Alguns países já estão além da possibilidade de se adaptar. "Só nos encontramos nessa situação porque os países desenvolvidos falharam em ajudar financeiramente", disse Pa Ousman, delegado de Gâmbia.
"Há um abismo moral entre o que foi decidido aqui e o que a ciência e a realidade mostram. Eventos extremos aconteceram neste ano em todo lugar, como o furacão Sandy, o tufão nas Filipinas, seca recorde no Brasil e nos EUA, e os países não se posicionaram para evitar isso", disse Carlos Rittl, da WWF-Brasil. "É um resultado pífio."

Texto final da conferência foi aprovado sem consentimento da delegação russa

DOHA

Contrariando o princípio de que conferências multilaterais sob o chapéu da ONU têm de tomar decisões com base em consenso, a COP 18, em Doha, foi concluída com discordância da Rússia. O país não queria o texto do Protocolo de Kyoto com restrições ao uso do "ar quente" (créditos excedentes de redução de emissões) no segundo período de compromisso e estava seriamente bloqueando as negociações.
Depois de várias consultas às delegações, reuniões de grupo e bilaterais terem concluído que a versão proposta ontem pela manhã poderia ser aprovada, e no momento em que o presidente da COP, Abdullah Bin Hamad Al-Attiyah, estava para abrir a plenária, a Rússia disse que era contra.
O processo ficou paralisado por horas e parecia que poderia colapsar. De repente Al-Attiyah, num estilo fanfarrão, reconvocou a plenária e começou a adotar, um a um, os textos propostos. "Fomos bem sucedidos em transformar dois dias em um. Ouvi todos os grupos, até limpei meu ouvido para ouvir bem", brincou arrancando gargalhadas da cansada plenária.
Depois ele explicou em coletiva de imprensa que captou o "sentimento da plenária" e concluiu que havia um acordo geral sobre os documentos.
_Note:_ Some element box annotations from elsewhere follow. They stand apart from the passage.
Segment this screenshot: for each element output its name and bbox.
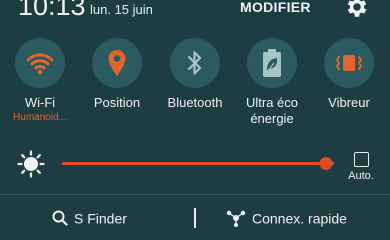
brightness-thumb[interactable] — [319, 157, 333, 170]
tile-ultra-eco-circle[interactable] — [247, 38, 297, 88]
clock: 10:13 — [18, 0, 86, 21]
wifi-icon — [26, 53, 54, 75]
search-icon — [52, 210, 68, 226]
tile-wifi-circle[interactable] — [15, 38, 65, 88]
tile-vibreur[interactable]: Vibreur — [312, 38, 386, 111]
location-pin-icon — [108, 50, 126, 76]
auto-brightness-label: Auto. — [348, 170, 374, 182]
tile-ultra-eco[interactable]: Ultra éco énergie — [235, 38, 309, 127]
vibrate-icon — [336, 55, 362, 71]
bluetooth-icon — [187, 51, 202, 75]
auto-brightness-toggle[interactable]: Auto. — [344, 152, 378, 182]
date: lun. 15 juin — [90, 2, 153, 17]
tile-position-label: Position — [93, 95, 141, 110]
quick-connect-icon — [226, 211, 246, 228]
tile-ultra-eco-label: Ultra éco énergie — [245, 95, 299, 126]
tile-wifi-network: Humanoid... — [13, 112, 67, 123]
auto-brightness-checkbox[interactable] — [353, 152, 369, 167]
tile-position-circle[interactable] — [92, 38, 142, 88]
tile-wifi[interactable]: Wi-Fi Humanoid... — [3, 38, 77, 124]
tile-bluetooth-circle[interactable] — [170, 38, 220, 88]
tile-bluetooth-label: Bluetooth — [167, 95, 223, 110]
tile-vibreur-circle[interactable] — [324, 38, 374, 88]
tile-bluetooth[interactable]: Bluetooth — [158, 38, 232, 111]
bottom-bar: S Finder Connex. rapide — [0, 195, 390, 228]
tile-vibreur-label: Vibreur — [328, 95, 370, 110]
sfinder-button[interactable]: S Finder — [52, 209, 127, 226]
brightness-slider[interactable] — [62, 157, 334, 171]
quick-connect-button[interactable]: Connex. rapide — [226, 209, 347, 228]
brightness-fill — [62, 162, 326, 165]
tile-position[interactable]: Position — [80, 38, 154, 111]
quick-connect-label: Connex. rapide — [252, 210, 347, 227]
gear-icon[interactable] — [344, 0, 370, 20]
status-bar: 10:13 lun. 15 juin MODIFIER — [0, 0, 390, 30]
tile-wifi-label: Wi-Fi — [24, 95, 56, 110]
eco-battery-icon — [263, 49, 281, 77]
sun-icon — [17, 150, 45, 178]
bottom-separator — [194, 208, 196, 228]
edit-button[interactable]: MODIFIER — [240, 0, 311, 15]
sfinder-label: S Finder — [74, 210, 127, 227]
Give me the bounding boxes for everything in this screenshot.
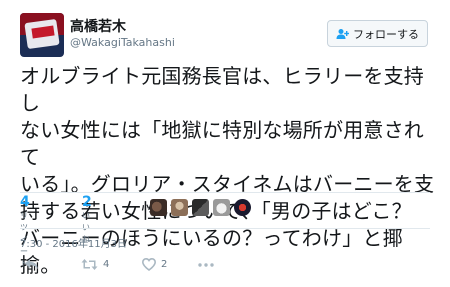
retweet-count: 4	[20, 194, 30, 210]
divider	[20, 192, 430, 193]
follow-button[interactable]: フォローする	[327, 20, 428, 47]
liker-avatar[interactable]	[150, 199, 167, 216]
like-button[interactable]: 2	[142, 258, 167, 271]
reply-icon	[25, 259, 38, 270]
liker-avatar[interactable]	[171, 199, 188, 216]
liker-avatar[interactable]	[213, 199, 230, 216]
tweet-timestamp[interactable]: 7:30 - 2016年11月3日	[20, 235, 127, 250]
divider	[20, 228, 430, 229]
retweet-button[interactable]: 4	[81, 258, 109, 271]
follow-button-label: フォローする	[353, 27, 419, 41]
liker-avatar[interactable]	[234, 199, 251, 216]
avatar[interactable]	[20, 13, 64, 57]
more-icon	[198, 263, 214, 267]
author-name[interactable]: 高橋若木	[70, 16, 126, 36]
more-button[interactable]	[198, 263, 214, 267]
retweet-icon	[81, 259, 98, 270]
retweet-action-count: 4	[103, 259, 110, 270]
like-count: 2	[82, 194, 92, 210]
liker-avatar[interactable]	[192, 199, 209, 216]
like-action-count: 2	[161, 259, 168, 270]
heart-icon	[142, 258, 156, 271]
author-handle[interactable]: @WakagiTakahashi	[70, 36, 175, 49]
reply-button[interactable]	[24, 258, 39, 271]
add-user-icon	[336, 28, 349, 39]
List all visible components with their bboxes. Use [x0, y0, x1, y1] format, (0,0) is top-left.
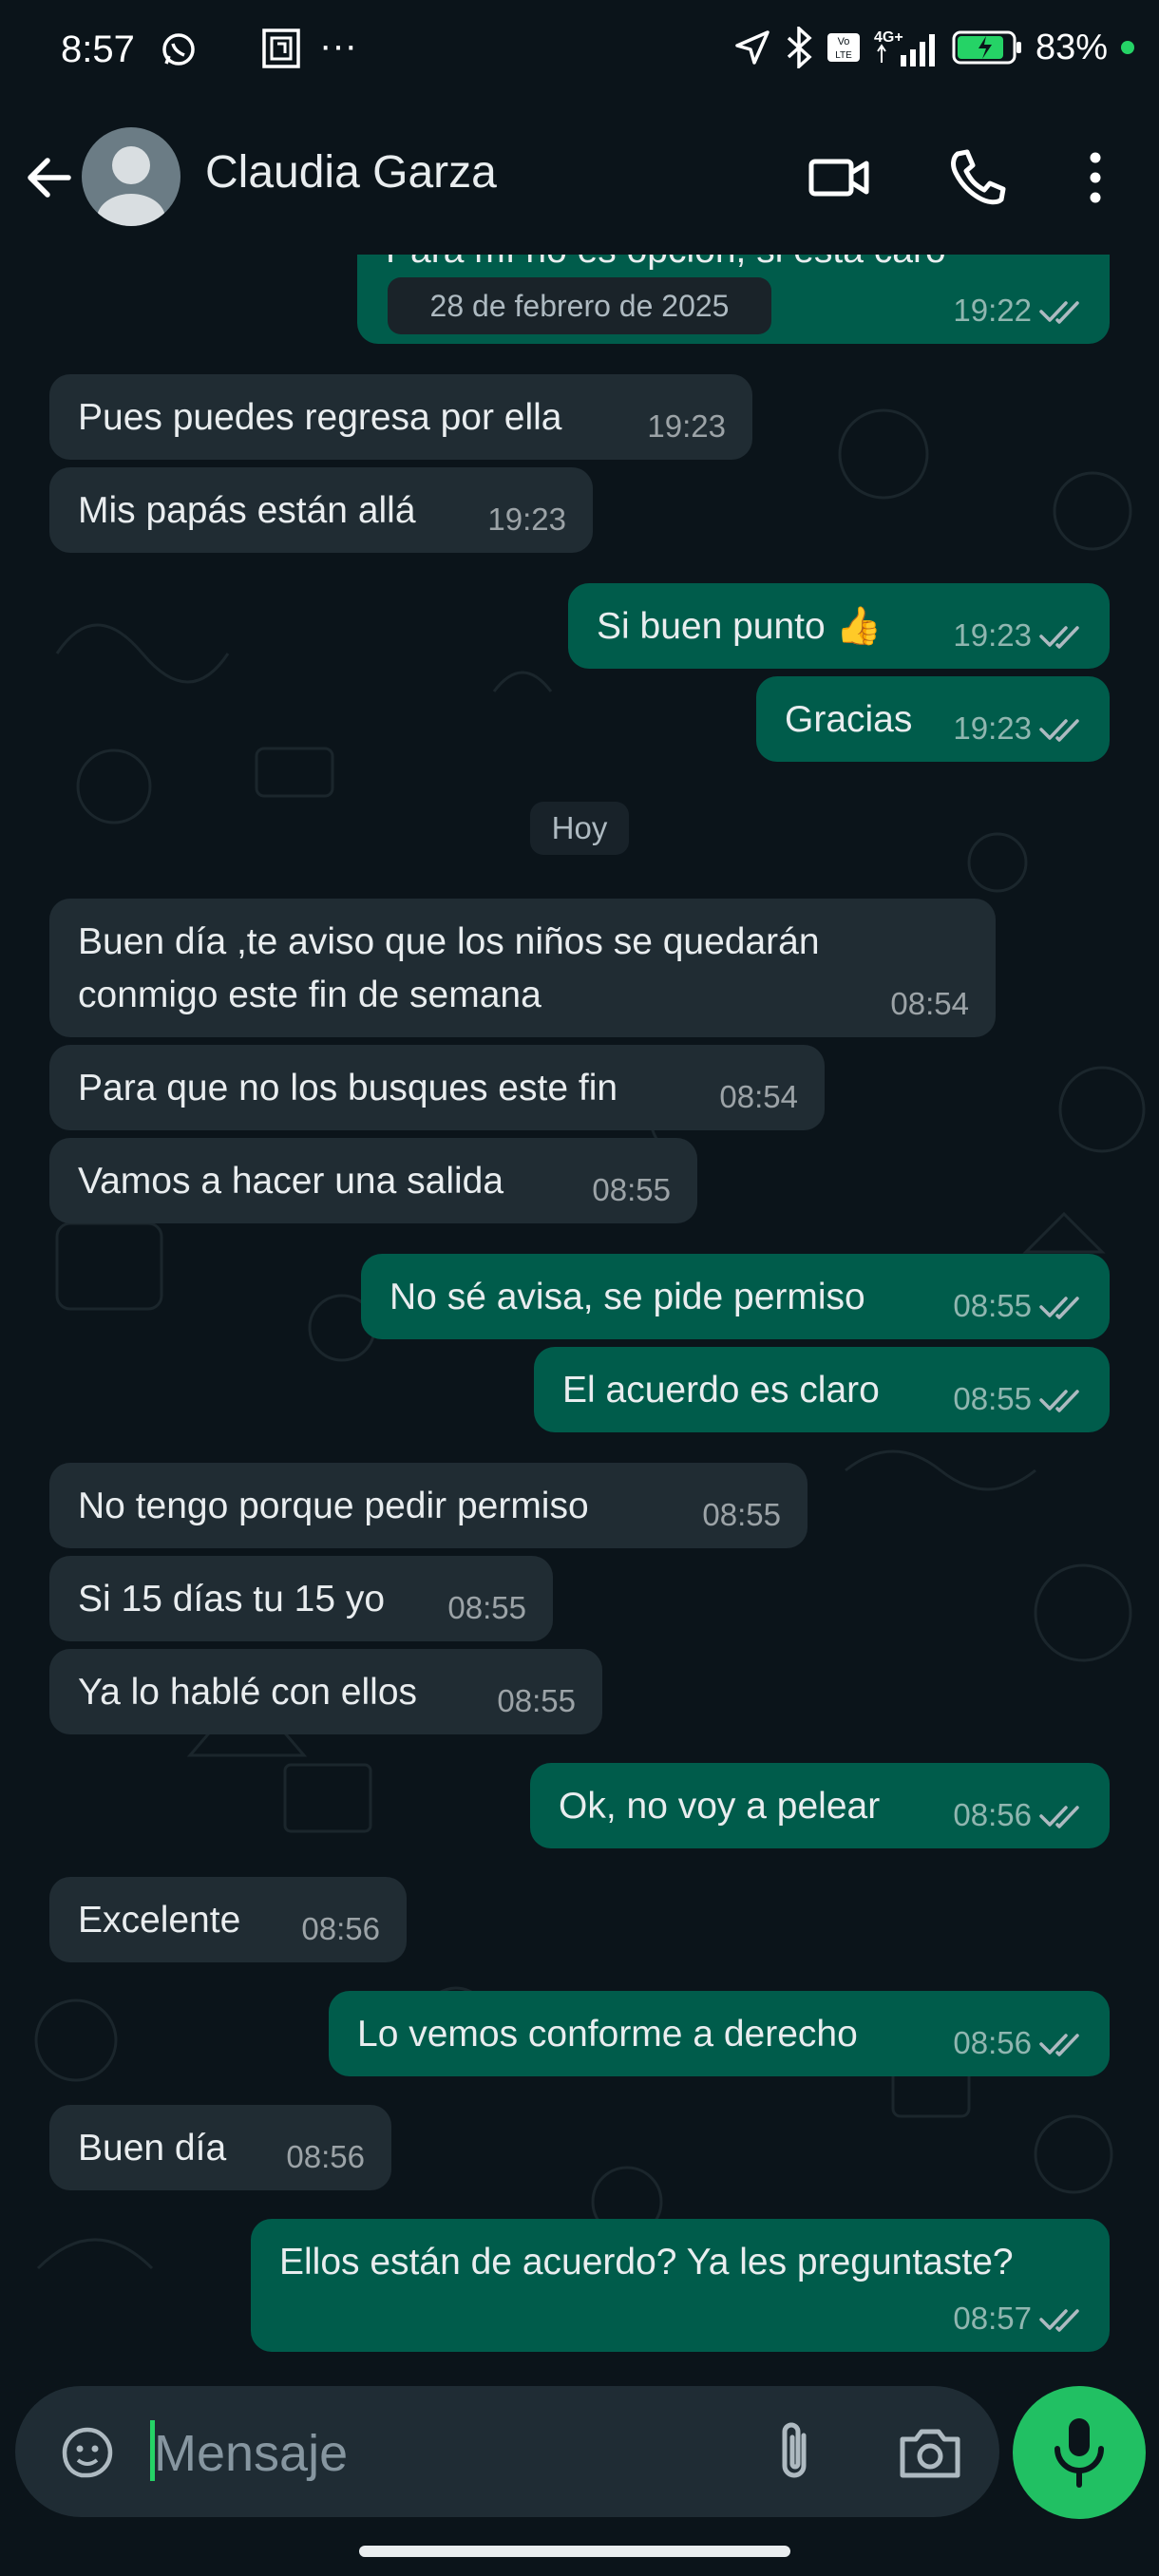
message-bubble-incoming[interactable]: Ya lo hablé con ellos 08:55 — [49, 1649, 602, 1734]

Em resumo, o desejo de um único país não poderia comprometer o consenso dos demais.
Oleg Shamanov, chefe dos negociadores russos, esbravejou e tentou ainda na plenária inverter a situação, mas só ouviu do presidente que seu protesto seria incorporado ao documento. "É lamentável, decepcionante, a atitude do presidente em ignorar o que dissemos", disse depois à imprensa.
A Rússia tem o maior volume de "ar quente" entre os países que participaram do Protocolo de Kyoto: cerca de 7 bilhões de toneladas de carbono, o equivalente às emissões de um ano dos Estados Unidos.
Para praticamente todos os demais países, seu uso para abater emissões ou vender como crédito para quem precisa reduzir emissões seria ameaçar a integridade ambiental de Kyoto. Tanto que houve na plenária um compromisso formal de União Europeia, Japão, Liechtenstein, Mônaco, Noruega e Suíça de não comprarem nenhum "ar quente". A venda foi autorizada, mas num volume limitado. / G.G.

Decisões
Prorrogação
Para o segundo período de compromisso do Protocolo de Kyoto, os países têm como meta agregada a redução de 18% das emissões de gases de efeito estufa entre 2013 e 2020, em relação aos níveis de 1990

Participantes
Ficaram de fora da nova etapa de Kyoto: Rússia, Japão, Nova Zelândia e Canadá

Representatividade
Juntos, os países que continuam comprometidos com Kyoto (países europeus, antigas repúblicas socialistas e Austrália) respondem por 15% das emissões globais do planeta

Recursos
Grupo de trabalho sobre financiamento de longo prazo foi estendido por um ano, para ser solucionado na COP do ano que vem, em Varsóvia (Polônia)

Princípios
Acordo sobre a chamada Plataforma de Durban (local onde foi realizada a COP anterior, na África do Sul), que trata do novo regime climático que tem de ser fechado até 2015, ficou sem uma referência ao documento O Futuro que Queremos, fechado na Rio+20, que reafirmava a equidade e as responsabilidades comuns, porém diferenciadas dos países no combate às mudanças climáticas. A retirada foi pedida por EUA, União Europeia, Noruega e demais países ricos.